Keller's group at IBM's Austin Research Lab has adopted Stanford's SimOS to model existing and proposed PowerPC-based machines in sufficient detail that IBM's AIX operating system is booted on SimOS and, 29 billion emulated instructions later, emits the login prompt. The emulated system behaves exactly like a real system, running 500 times or so slower. It allows the capturing of complete traces of both kernel and user activity, as well as cache, disk and memory activity, while allowing complete user and system code profiling. SimOS will be used in IBM as a debugging environment for new operating systems, for generating traditional traces, as well as a framework to plug in detailed models of proposed processors and memory systems.
By directly executing the kernel, significant workloads, such as the TPC-C database workload, can be captured and analyzed. The workloads of high-end server systems, such as Unix Symmetric Multiprocessing Systems, have behaviors significantly different than that of workstation-based benchmarks like SPEC, and SimOS allows knowledge of these differences to be used by designers.
In contrast to usual industry practice, the SimOS-PPC source is available to any researcher through Stanford University.

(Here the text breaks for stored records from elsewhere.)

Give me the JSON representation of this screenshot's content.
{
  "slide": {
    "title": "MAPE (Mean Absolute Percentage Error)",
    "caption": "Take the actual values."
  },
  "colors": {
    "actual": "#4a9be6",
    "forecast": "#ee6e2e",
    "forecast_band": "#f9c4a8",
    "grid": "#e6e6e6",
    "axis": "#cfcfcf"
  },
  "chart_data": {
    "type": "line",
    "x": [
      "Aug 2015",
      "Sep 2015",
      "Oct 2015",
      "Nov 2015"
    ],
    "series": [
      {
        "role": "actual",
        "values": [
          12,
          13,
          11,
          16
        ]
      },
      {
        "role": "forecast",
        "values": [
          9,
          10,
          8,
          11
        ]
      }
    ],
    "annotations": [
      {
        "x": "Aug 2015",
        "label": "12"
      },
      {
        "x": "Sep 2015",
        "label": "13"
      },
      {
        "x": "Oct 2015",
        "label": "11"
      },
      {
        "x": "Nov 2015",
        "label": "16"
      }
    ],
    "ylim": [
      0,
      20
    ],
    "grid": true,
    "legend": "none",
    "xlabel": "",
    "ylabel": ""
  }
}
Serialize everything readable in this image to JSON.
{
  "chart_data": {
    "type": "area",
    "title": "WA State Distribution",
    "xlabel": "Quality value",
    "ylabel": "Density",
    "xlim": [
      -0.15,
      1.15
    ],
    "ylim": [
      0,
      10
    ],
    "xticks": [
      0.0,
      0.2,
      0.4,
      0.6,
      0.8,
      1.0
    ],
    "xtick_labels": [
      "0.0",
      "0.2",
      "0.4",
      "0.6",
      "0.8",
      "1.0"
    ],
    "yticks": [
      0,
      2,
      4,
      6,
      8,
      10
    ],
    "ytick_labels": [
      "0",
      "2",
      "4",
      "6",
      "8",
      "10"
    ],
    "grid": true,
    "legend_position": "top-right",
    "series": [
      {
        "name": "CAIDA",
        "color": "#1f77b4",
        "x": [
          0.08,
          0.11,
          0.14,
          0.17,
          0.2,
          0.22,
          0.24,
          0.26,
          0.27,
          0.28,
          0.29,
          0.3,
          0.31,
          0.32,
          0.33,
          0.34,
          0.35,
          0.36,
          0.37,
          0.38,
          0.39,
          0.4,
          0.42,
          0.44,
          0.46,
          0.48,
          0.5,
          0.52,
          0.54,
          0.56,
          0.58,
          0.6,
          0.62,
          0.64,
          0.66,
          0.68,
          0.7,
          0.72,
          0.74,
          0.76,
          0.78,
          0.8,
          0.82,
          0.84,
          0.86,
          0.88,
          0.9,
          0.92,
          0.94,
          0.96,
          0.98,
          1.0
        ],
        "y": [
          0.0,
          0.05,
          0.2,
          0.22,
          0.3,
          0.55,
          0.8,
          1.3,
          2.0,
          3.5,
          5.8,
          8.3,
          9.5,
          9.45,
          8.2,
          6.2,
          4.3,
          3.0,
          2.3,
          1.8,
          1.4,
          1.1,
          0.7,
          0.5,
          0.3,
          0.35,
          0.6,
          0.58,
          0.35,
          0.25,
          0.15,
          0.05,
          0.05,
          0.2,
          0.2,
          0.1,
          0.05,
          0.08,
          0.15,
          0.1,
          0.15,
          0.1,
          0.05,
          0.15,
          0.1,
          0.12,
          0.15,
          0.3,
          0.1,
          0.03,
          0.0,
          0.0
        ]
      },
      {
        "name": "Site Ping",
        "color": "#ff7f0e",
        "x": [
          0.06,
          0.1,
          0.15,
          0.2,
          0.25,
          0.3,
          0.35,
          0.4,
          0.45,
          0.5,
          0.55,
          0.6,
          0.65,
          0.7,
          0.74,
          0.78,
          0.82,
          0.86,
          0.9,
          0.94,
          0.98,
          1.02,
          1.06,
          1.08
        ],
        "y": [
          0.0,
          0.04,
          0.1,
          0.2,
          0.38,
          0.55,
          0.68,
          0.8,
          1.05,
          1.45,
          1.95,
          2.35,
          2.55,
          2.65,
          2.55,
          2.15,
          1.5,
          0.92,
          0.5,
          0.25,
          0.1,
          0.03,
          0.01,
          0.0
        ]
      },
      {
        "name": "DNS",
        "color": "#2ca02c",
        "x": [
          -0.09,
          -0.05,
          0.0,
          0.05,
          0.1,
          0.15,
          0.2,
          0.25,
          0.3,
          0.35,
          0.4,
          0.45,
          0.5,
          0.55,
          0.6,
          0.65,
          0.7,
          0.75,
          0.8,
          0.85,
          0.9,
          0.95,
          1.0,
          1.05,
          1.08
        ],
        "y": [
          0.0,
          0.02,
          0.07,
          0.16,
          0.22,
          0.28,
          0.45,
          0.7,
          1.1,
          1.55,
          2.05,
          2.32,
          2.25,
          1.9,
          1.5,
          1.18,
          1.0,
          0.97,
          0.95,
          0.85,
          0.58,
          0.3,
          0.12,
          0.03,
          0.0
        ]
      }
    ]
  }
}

Biography: Dr. Tom W. Keller is a Senior Technical Staff Member in IBM Research Division's Austin Research Lab. He holds a Ph.D. in Computer Sciences from the University of Texas at Austin. He has been with IBM since 1989, where he has worked in Unix performance tools development and processor and system architecture development. Before joining IBM, he worked in MCC's "shared nothing" database machine project, where his performance team developed what is now known as the TPC-C database benchmark. Dr. Keller has also served as Associate Director of the U.T. Austin Computation Center and as a staff member at Los Alamos National Laboratory, where he helped inaugurate the service of the first Cray computers.
Replenishing the Microarchitecture Treasure Chest
Prof. John P. Shen
The 1960's were a golden decade of computer architecture that saw the emergence of ideas such as: pipelining, cache memory, multiple-instruction issue, out-of-order execution, and virtual memory. The past three decades have leveraged these ideas and the unrelenting CMOS VLSI technology to achieve phenomenal performance increases for single-chip microprocessors. To sustain the same rate of performance improvement, radically new ideas for microarchitecture are needed. It is time to replenish the treasure chest.
This talk will present two recent new ideas, namely value prediction and trace caching, that are currently being researched by the Carnegie Mellon Microarchitecture Research Team (CMuART). Critical issues that must be addressed by future research and possible new microarchitecture paradigms will also be highlighted.
Biography: John P. Shen got his usual degrees from the University of Michigan and the University of Southern California, and spent a number of years working in the aerospace industry at Hughes and TRW. He joined the ECE Department of CMU in 1981, and published bunch of papers in VLSI testing, fault-tolerant computing, and processor design. He currently heads up the Carnegie Mellon Microarchitecture Research Team (CMuART).